The aim of this study was to investigate the potential of stroboscopic-wavefield-sampling-based multifrequency magnetic resonance elastography (sMRE) for quantifying the stiffness of the human thoracic and abdominal aorta in vivo.
Materials and Methods
The sMRE of the thoracic and abdominal aorta was performed at 1.5 T field strength in 20 healthy volunteers aged 27 to 77 years (3 women; median age, 33 years; interquartile range [IQR], 16 years). Compound maps of shear wave speed (SWS) were reconstructed and evaluated during the diastolic phase in 3 anatomical regions: ascending thoracic aorta (AA), descending thoracic aorta (AD), and abdominal aorta (AAb). The SWS maps were read by 2 readers. Blood pressure and pulse wave velocity were determined noninvasively before sMRE. Data are given as median (IQR) and were compared using the Kruskal-Wallis and Wilcoxon rank sum tests. Intraclass correlation was used to determine interobserver and intraobserver agreement, as well as reproducibility. Multiple linear regression analysis was performed to evaluate effects of age, sex, vessel diameter, blood pressure, pulse wave velocity, and aortic segment on measured SWS.

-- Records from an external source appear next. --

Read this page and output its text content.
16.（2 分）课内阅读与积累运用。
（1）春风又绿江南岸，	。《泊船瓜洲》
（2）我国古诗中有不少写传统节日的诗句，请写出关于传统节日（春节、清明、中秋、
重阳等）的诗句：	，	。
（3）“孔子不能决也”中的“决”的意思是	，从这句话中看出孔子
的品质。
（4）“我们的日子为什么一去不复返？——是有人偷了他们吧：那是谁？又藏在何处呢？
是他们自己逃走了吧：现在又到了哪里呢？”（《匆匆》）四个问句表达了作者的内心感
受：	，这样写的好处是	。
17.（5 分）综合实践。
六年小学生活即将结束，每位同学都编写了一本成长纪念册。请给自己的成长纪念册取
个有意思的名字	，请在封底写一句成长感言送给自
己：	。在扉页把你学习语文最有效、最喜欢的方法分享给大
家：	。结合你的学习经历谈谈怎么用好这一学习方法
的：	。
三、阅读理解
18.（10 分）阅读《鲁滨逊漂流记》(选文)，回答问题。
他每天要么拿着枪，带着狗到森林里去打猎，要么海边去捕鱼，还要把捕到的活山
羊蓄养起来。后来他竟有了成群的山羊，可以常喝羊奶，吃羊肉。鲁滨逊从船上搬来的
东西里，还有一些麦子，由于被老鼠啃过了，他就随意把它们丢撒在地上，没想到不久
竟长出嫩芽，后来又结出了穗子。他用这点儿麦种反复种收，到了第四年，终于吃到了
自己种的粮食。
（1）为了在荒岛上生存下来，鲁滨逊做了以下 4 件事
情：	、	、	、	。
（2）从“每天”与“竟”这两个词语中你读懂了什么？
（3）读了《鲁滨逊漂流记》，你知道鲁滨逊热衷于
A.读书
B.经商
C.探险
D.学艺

All 20 participants underwent successful sMRE, resulting in a total of 60 aortic segments. The median SWS (IQR) of AA, AD, and AAb was 1.62 (0.16) m/s, 2.40 (0.24) m/s, and 2.48 (0.58) m/s, respectively. The SWS in AA was significantly lower (P < 0.001), and no differences in SWS (P = 0.67) were found between AD and AAb. Interobserver and intraobserver agreement, as well as reproducibility, was excellent, with intraclass correlation coefficients ranging between 0.957 and 0.998. A significant but weak influence of age on measured SWS was found, which increased from AA to AD and AAb (R2 = 0.229, 0.275, 0.377, respectively; P = 0.001-0.005).
Quantification of aortic stiffness in different segments of the human aorta is possible with sMRE. Our results correlate well with known aortic stiffness differences in different anatomical locations and demonstrate the potential of sMRE for clinical stiffness measurement of the thoracoabdominal aorta, which may allow detection of physiological variation and cardiovascular diseases.